Putin warns Trump over ‘dangerous’ plan to quit N-deal

Published October 22, 2018
US President Donald Trump and Russian President Vladimir Putin. — Photo/File
US President Donald Trump and Russian President Vladimir Putin. — Photo/File

MOSCOW: Russia on Sunday warned US President Donald Trump that his plan to ditch a Cold War-era nuclear weapons treaty with Moscow was a dangerous step.

Russian deputy foreign minister Sergei Ryabkov said this “would be a very dangerous step” and accused the US of risking international condemnation in a bid for “total supremacy” in the military sphere.

He insisted that Moscow observed “in the strictest way” the three-decade-old Intermediate-Range Nuclear Forces Treaty, known as the INF, while accusing Washington of “flagrant violations”. The treaty was signed in 1987 by the then US president Ronald Reagan and Soviet leader Mikhail Gorbachev.

INF treaty was signed in 1987 by Reagan and Gorbachev

But Trump on Saturday blamed Russia for violating it.

“We’re the ones who have stayed in the agreement and we’ve honoured the agreement, but Russia has not unfortunately honoured the agreement, so we’re going to terminate the agreement and we’re going to pull out,” he told reporters.

“Russia has violated the agreement.

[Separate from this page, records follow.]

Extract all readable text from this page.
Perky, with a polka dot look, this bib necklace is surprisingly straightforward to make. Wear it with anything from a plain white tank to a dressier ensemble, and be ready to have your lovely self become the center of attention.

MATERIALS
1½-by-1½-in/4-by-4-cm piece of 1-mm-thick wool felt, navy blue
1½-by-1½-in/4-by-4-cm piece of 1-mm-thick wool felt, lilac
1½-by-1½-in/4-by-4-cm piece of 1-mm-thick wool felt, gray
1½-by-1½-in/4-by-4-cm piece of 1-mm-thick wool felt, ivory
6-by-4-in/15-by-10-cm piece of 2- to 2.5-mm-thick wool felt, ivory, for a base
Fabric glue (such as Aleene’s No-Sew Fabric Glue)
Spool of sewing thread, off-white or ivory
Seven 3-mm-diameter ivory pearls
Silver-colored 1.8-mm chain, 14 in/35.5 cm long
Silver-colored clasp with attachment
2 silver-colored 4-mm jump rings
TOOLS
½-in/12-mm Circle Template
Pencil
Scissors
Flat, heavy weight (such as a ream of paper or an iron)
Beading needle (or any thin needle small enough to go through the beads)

They’ve been violating it for many years. I don’t know why president (Barack) Obama didn’t negotiate or pull out. And we’re not going to let them violate a nuclear agreement and go out and do weapons (while) we’re not allowed to.”

Trump’s National Security Adviser John Bolton was set to arrive in Moscow on Sunday evening and meet next week with Russia’s Foreign Minister Sergei Lavrov.

That comes ahead of what is expected to be a second summit between Trump and Russian leader Vladimir Putin this year.

Bolton was also set to meet Security Council Secretary Nikolai Patrushev and Putin aide Yuri Ushakov. Kremlin spokesman Dmitry Peskov said a “possible meeting” was being arranged between Putin and Bolton.

Deputy foreign minister Ryabkov said he hoped that Trump’s national security adviser would explain the US plans “more substantively and clearly”. The US administration has complained of Moscow’s deployment of 9M729 missiles, which Washington says can travel more than 500 kilometres, and thus violate the INF treaty.

The treaty, which banned missiles that could travel between 500 and 5472 kilometres, resolved a crisis that had begun in the 1980s with the deployment of Soviet SS-20 nuclear-tipped, intermediate-range ballistic missiles targeting Western capitals.

A Russian foreign ministry official earlier accused Washington of implementing policy “toward dismantling the nuclear deal”.

Washington “has approached this step over the course of many years by deliberately and step by step destroying the basis for the agreement”, said the unnamed official, quoted by Russia’s three main news agencies.

The official accused the US of backing out of international agreements that put it on an equal footing with other countries because it wanted to protect American “exceptionalism”.

Russian senator Alexei Pushkov wrote on Twitter that the move was “the second powerful blow against the whole system of strategic stability in the world” after Washington’s 2001 withdrawal from the Anti-Ballistic Missile treaty.

“And again, the initiator of the dissolution of the agreement is the US,” he added.